Wednesday, December 20, 2006
Harry Ryttenberg died
We just got word that Harry Ryttenberg died.
Harry was one of the great characters of the New York City news business, and he was in the business since he was a kid. His mother ran the newsstand outside the New York Daily News building, and he made the paper when he was a kid, rescuing a cop from a subway attack by grabbing his police radio and screaming “10-13! Officer down!” Later he wangled a job as a copy boy for the News, but Harry always really wanted to be a cop-- which is why you see him dressed as a cop above. Harry worked with the cops, he worked around them and he got a badge and a uniform, but he'll be remembered as a New York City TV journo.
In 1979, he launched the independent Broadcast News Service, the late night prowlers who roamed the city with police radios and video cameras and responded to bloody crimes and accidents, shot the footage and sold it to the local TV stations who worked by day. Mark Monsky and John Parsons brought Harry to the WNEW-TV 10 O’Clock News team in the early eighties, where he worked as assignment editor. He always had wad of bills, a handgun in an ankle holster, police radios on his belt and a big dark sedan with lights and sirens. Harry was a wheeler dealer, a joker and a schmoozer; generous, industrious, devious and hilarious. Later he got a badge directing PR for the FDNY, he worked for the governor, he got in some kind of hot water for some auxiliary police dealings, and he worked at various station around the city.
Around 15 years ago, there was talk Harry needed a heart transplant. His heart apparently healed. But something killed him recently. We hear the funeral in Yonkers was very sad. Harry was 55. He was one of the most unforgettable people we've ever met. And we remember him fondly.
Harry’s death is at the least the second this year among the legendary team at the old Channel 5 News on 67th Street in the 70s and 80s, before Rupert Murdoch took over (not to mention the death last week of Channel 5 announcer Tom Gregory, who first uttered the famed catchphrase at the top of the newscast: “It’s 10 p.m. Do you know where your children are?”)

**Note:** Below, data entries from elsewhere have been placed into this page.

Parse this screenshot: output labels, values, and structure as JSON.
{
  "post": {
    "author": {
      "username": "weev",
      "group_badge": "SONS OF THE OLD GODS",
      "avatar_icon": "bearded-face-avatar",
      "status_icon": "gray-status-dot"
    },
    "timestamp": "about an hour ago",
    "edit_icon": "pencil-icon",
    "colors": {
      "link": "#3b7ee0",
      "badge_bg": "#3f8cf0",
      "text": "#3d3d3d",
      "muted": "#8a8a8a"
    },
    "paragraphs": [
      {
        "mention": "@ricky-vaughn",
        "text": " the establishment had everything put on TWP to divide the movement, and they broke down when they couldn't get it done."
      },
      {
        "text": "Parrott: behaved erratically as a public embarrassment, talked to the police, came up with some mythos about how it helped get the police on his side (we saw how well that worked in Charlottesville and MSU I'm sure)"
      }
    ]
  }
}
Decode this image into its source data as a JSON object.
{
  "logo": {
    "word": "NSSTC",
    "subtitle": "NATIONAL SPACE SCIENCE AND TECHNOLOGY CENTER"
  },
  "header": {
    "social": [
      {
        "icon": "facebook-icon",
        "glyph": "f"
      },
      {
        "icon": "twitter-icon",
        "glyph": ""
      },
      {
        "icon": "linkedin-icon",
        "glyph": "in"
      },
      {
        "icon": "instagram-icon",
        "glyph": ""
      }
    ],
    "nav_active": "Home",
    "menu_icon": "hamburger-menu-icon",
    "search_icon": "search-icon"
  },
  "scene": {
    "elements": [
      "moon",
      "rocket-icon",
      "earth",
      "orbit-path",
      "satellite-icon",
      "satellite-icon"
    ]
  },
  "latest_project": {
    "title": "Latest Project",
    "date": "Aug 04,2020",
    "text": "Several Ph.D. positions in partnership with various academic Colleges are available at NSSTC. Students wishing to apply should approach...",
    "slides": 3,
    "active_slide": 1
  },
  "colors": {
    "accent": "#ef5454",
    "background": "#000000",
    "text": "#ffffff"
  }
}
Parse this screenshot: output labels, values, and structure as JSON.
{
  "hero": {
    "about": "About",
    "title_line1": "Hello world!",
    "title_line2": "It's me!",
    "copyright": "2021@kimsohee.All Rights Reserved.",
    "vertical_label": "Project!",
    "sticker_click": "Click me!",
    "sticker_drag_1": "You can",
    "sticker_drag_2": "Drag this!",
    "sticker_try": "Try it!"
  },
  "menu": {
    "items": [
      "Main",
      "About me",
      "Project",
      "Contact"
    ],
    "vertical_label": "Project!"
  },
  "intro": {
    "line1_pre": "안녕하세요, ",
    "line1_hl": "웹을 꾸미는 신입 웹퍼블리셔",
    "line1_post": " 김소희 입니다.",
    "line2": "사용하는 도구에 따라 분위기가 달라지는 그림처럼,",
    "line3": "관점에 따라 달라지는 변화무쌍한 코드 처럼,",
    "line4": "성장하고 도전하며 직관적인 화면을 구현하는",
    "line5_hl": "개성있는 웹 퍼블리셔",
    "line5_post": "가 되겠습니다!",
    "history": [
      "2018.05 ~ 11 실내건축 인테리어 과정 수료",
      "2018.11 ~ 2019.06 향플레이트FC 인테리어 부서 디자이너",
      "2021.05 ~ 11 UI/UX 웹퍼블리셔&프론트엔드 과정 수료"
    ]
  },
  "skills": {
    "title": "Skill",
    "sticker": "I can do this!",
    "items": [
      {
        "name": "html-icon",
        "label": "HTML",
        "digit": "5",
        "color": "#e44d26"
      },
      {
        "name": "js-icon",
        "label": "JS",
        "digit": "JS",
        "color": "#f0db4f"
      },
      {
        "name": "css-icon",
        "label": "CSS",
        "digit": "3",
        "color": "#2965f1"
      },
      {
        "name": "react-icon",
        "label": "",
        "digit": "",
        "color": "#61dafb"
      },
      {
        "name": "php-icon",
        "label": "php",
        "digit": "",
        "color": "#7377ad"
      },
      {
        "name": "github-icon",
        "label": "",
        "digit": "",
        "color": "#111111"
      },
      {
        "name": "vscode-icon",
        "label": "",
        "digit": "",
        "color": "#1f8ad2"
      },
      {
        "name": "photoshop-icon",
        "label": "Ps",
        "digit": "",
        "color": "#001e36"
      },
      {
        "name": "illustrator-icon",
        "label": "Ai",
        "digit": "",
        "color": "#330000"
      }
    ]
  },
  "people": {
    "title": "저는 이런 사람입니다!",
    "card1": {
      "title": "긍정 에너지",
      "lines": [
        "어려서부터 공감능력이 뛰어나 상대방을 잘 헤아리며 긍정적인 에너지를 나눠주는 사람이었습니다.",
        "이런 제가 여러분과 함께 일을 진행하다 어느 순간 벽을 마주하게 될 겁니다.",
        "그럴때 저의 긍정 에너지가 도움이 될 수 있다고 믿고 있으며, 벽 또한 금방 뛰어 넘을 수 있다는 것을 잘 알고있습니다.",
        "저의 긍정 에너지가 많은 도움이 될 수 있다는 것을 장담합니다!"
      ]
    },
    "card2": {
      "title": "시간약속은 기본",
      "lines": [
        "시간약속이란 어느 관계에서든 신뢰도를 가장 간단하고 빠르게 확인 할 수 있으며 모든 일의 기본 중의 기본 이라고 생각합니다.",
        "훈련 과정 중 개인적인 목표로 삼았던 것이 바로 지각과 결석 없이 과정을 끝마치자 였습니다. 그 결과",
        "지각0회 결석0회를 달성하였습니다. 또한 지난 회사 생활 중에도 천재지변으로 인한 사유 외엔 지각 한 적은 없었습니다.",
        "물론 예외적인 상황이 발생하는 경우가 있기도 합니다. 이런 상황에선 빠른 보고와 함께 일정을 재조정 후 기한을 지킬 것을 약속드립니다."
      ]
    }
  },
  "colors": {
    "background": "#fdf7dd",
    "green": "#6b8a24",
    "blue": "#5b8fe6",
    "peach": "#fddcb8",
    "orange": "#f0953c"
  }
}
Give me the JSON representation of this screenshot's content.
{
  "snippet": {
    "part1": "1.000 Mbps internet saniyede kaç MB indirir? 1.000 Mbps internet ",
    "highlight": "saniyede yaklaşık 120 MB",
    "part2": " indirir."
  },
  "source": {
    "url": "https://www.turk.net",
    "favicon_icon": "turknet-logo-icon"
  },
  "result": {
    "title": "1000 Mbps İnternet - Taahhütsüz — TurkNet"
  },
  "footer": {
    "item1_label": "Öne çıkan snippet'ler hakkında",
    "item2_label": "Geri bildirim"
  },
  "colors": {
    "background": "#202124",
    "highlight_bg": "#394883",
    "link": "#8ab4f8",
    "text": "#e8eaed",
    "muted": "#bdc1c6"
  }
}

We learned only weeks ago that Mark Monsky died over the summer. He’d been fighting cancer for many years. After seeing a mention in a year-end death wrap-up in the Writers Guild magazine, we found some details on a friend’s blog. Harry Ryttenberg had written in to comment: “I had the pleasure of working for Mark for many years. Besides being my boss, he was a true and loyal friend and mentor. I will miss him greatly.”
Readers of Tabloid Baby know that we first met Monsky and joined the gang when he was news director and we worked with Harry on the assignment desk at Channel 5 News. Later, we moved on to WNBC. Not long after, Monsky became our boss there, too, and he brought Harry Ryttenberg along. Monsky and John Parsons Peditto created Hard Copy.
John Parsons Peditto, creator and executive producer of Court TV’s landmark Mugshots series, is still going strong, leading the way in hard boiled, hard edged documentary films and programming.